Un día en que el leñador se disponía a ir al bosque a buscar leña, dijo para sí, hablando a media voz: "¡Si tuviese a alguien para llevarme el carro!". - ¡Padre! -exclamó Pulgarcito-, yo te llevaré el carro. Puedes estar tranquilo; a la hora debida estará en el bosque. Se puso el hombre a reír, diciendo: - ¿Cómo te las arreglarás? ¿No ves que eres demasiado pequeño para manejar las riendas? - No importa, padre. Sólo con que madre enganche, yo me instalaré en la oreja del caballo y lo conduciré adonde tú quieras. "Bueno -pensó el hombre-, no se perderá nada con probarlo".
Cuando sonó la hora convenida, la madre enganchó el caballo y puso a Pulgarcito en su oreja; y así iba el pequeño dando órdenes al animal: "¡Arre! ¡Soo! ¡Tras!". Todo marchó a pedir de boca, como si el pequeño hubiese sido un carretero consumado, y el carro tomó el camino del bosque. Pero he aquí que cuando, al doblar la esquina, el rapazuelo gritó: "¡Arre, arre!", acertaban a pasar dos forasteros.
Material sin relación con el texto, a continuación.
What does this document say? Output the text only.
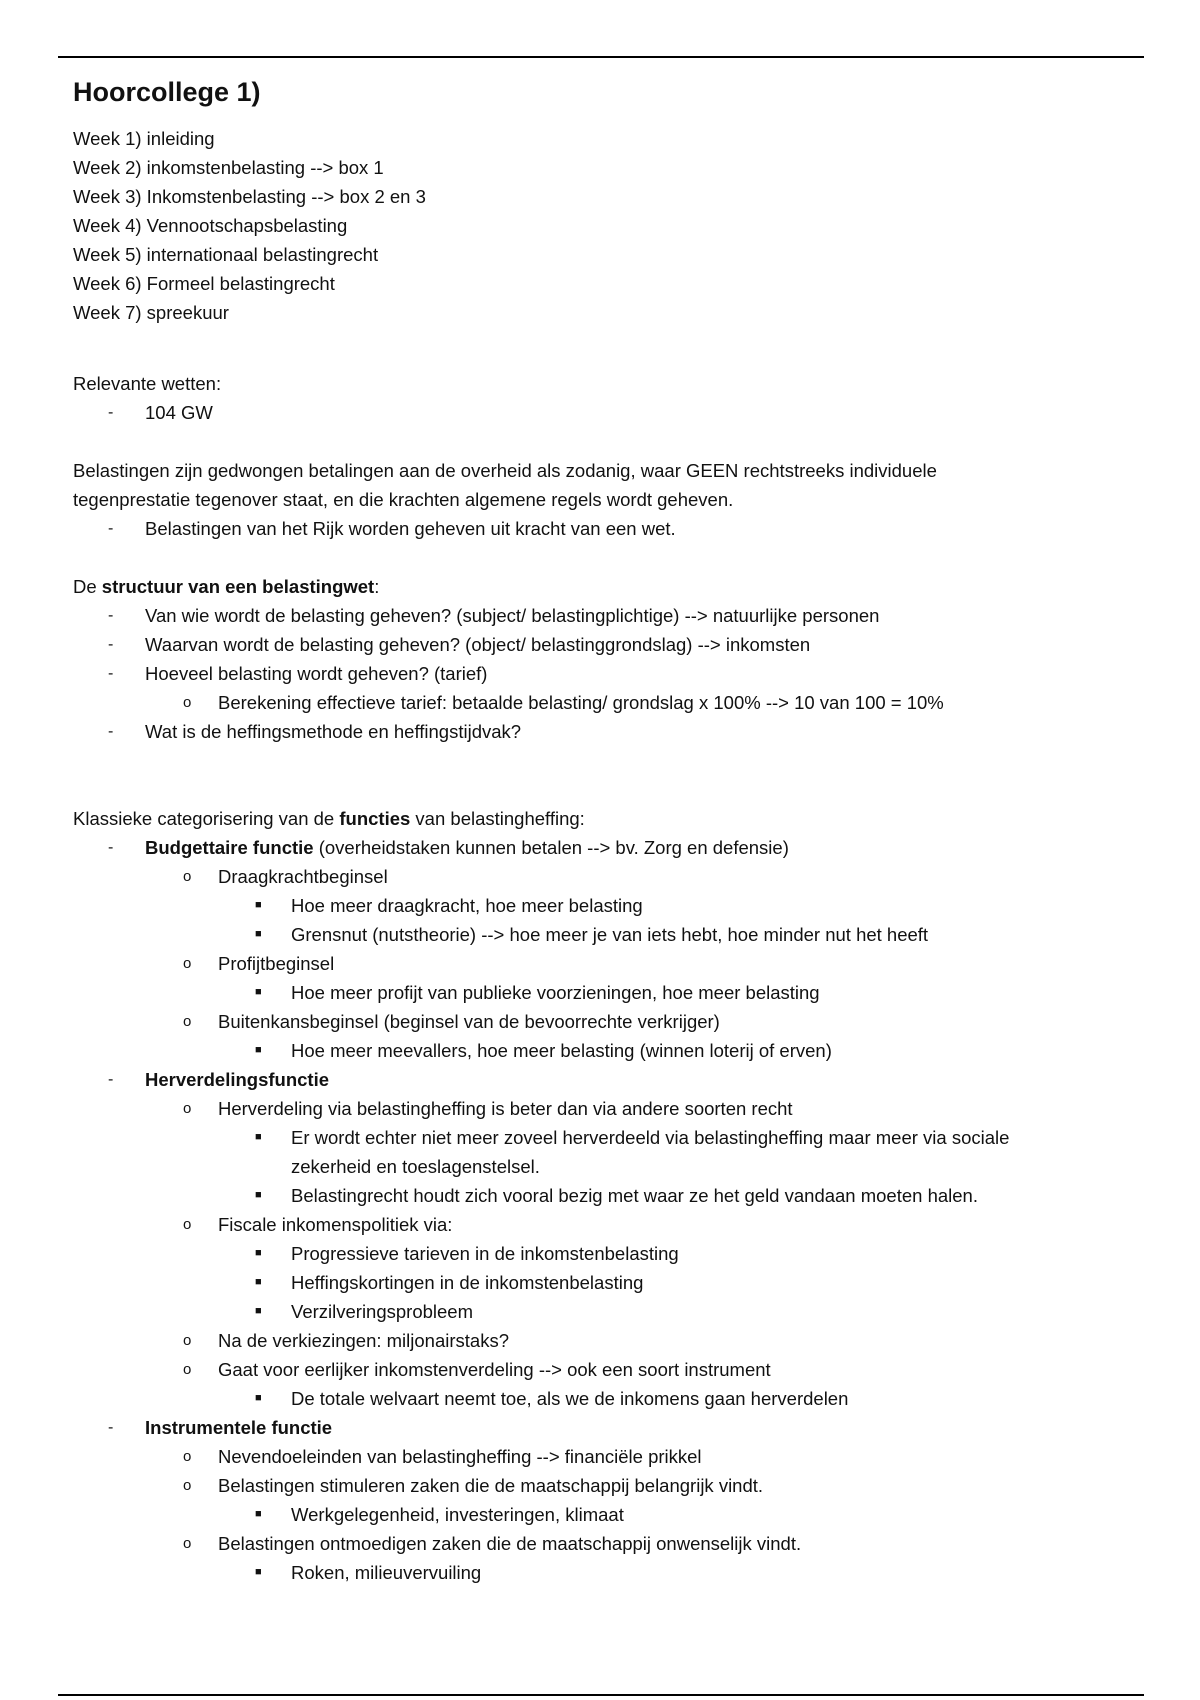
Hoorcollege 1)
Week 1) inleiding
Week 2) inkomstenbelasting --> box 1
Week 3) Inkomstenbelasting --> box 2 en 3
Week 4) Vennootschapsbelasting
Week 5) internationaal belastingrecht
Week 6) Formeel belastingrecht
Week 7) spreekuur
Relevante wetten:
- 104 GW
Belastingen zijn gedwongen betalingen aan de overheid als zodanig, waar GEEN rechtstreeks individuele
tegenprestatie tegenover staat, en die krachten algemene regels wordt geheven.
- Belastingen van het Rijk worden geheven uit kracht van een wet.
De structuur van een belastingwet:
- Van wie wordt de belasting geheven? (subject/ belastingplichtige) --> natuurlijke personen
- Waarvan wordt de belasting geheven? (object/ belastinggrondslag) --> inkomsten
- Hoeveel belasting wordt geheven? (tarief)
o Berekening effectieve tarief: betaalde belasting/ grondslag x 100% --> 10 van 100 = 10%
- Wat is de heffingsmethode en heffingstijdvak?
Klassieke categorisering van de functies van belastingheffing:
- Budgettaire functie (overheidstaken kunnen betalen --> bv. Zorg en defensie)
o Draagkrachtbeginsel
■ Hoe meer draagkracht, hoe meer belasting
■ Grensnut (nutstheorie) --> hoe meer je van iets hebt, hoe minder nut het heeft
o Profijtbeginsel
■ Hoe meer profijt van publieke voorzieningen, hoe meer belasting
o Buitenkansbeginsel (beginsel van de bevoorrechte verkrijger)
■ Hoe meer meevallers, hoe meer belasting (winnen loterij of erven)
- Herverdelingsfunctie
o Herverdeling via belastingheffing is beter dan via andere soorten recht
■ Er wordt echter niet meer zoveel herverdeeld via belastingheffing maar meer via sociale zekerheid en toeslagenstelsel.
■ Belastingrecht houdt zich vooral bezig met waar ze het geld vandaan moeten halen.
o Fiscale inkomenspolitiek via:
■ Progressieve tarieven in de inkomstenbelasting
■ Heffingskortingen in de inkomstenbelasting
■ Verzilveringsprobleem
o Na de verkiezingen: miljonairstaks?
o Gaat voor eerlijker inkomstenverdeling --> ook een soort instrument
■ De totale welvaart neemt toe, als we de inkomens gaan herverdelen
- Instrumentele functie
o Nevendoeleinden van belastingheffing --> financiële prikkel
o Belastingen stimuleren zaken die de maatschappij belangrijk vindt.
■ Werkgelegenheid, investeringen, klimaat
o Belastingen ontmoedigen zaken die de maatschappij onwenselijk vindt.
■ Roken, milieuvervuiling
- ¡Toma! -exclamó uno-, ¿qué es esto? Ahí va un carro, el carretero le grita al caballo y, sin embargo, no se le ve por ninguna parte. - ¡Aquí hay algún misterio! -asintió el otro-. Sigamos el carro y veamos adónde va. Pero el carro entró en el bosque, dirigiéndose en línea recta al sitio en que el padre estaba cortando leña.
Al verlo Pulgarcito, gritó: - ¡Padre, aquí estoy, con el carro, bájame a tierra! El hombre sujetó el caballo con la mano izquierda, mientras con la derecha sacaba de la oreja del rocín a su hijito, el cual se sentó sobre una brizna de hierba. Al ver los dos forasteros a Pulgarcito quedaron mudos de asombro, hasta que, al fin, llevando uno aparte al otro, le dijo: - Oye, esta menudencia podría hacer nuestra fortuna si lo exhibiésemos de ciudad en ciudad. Comprémoslo. -Y, dirigiéndose al leñador, dijeron: - Vendenos este hombrecillo, lo pasará bien con nosotros. - No -respondió el padre-, es la luz de mis ojos, y no lo daría por todo el oro del mundo.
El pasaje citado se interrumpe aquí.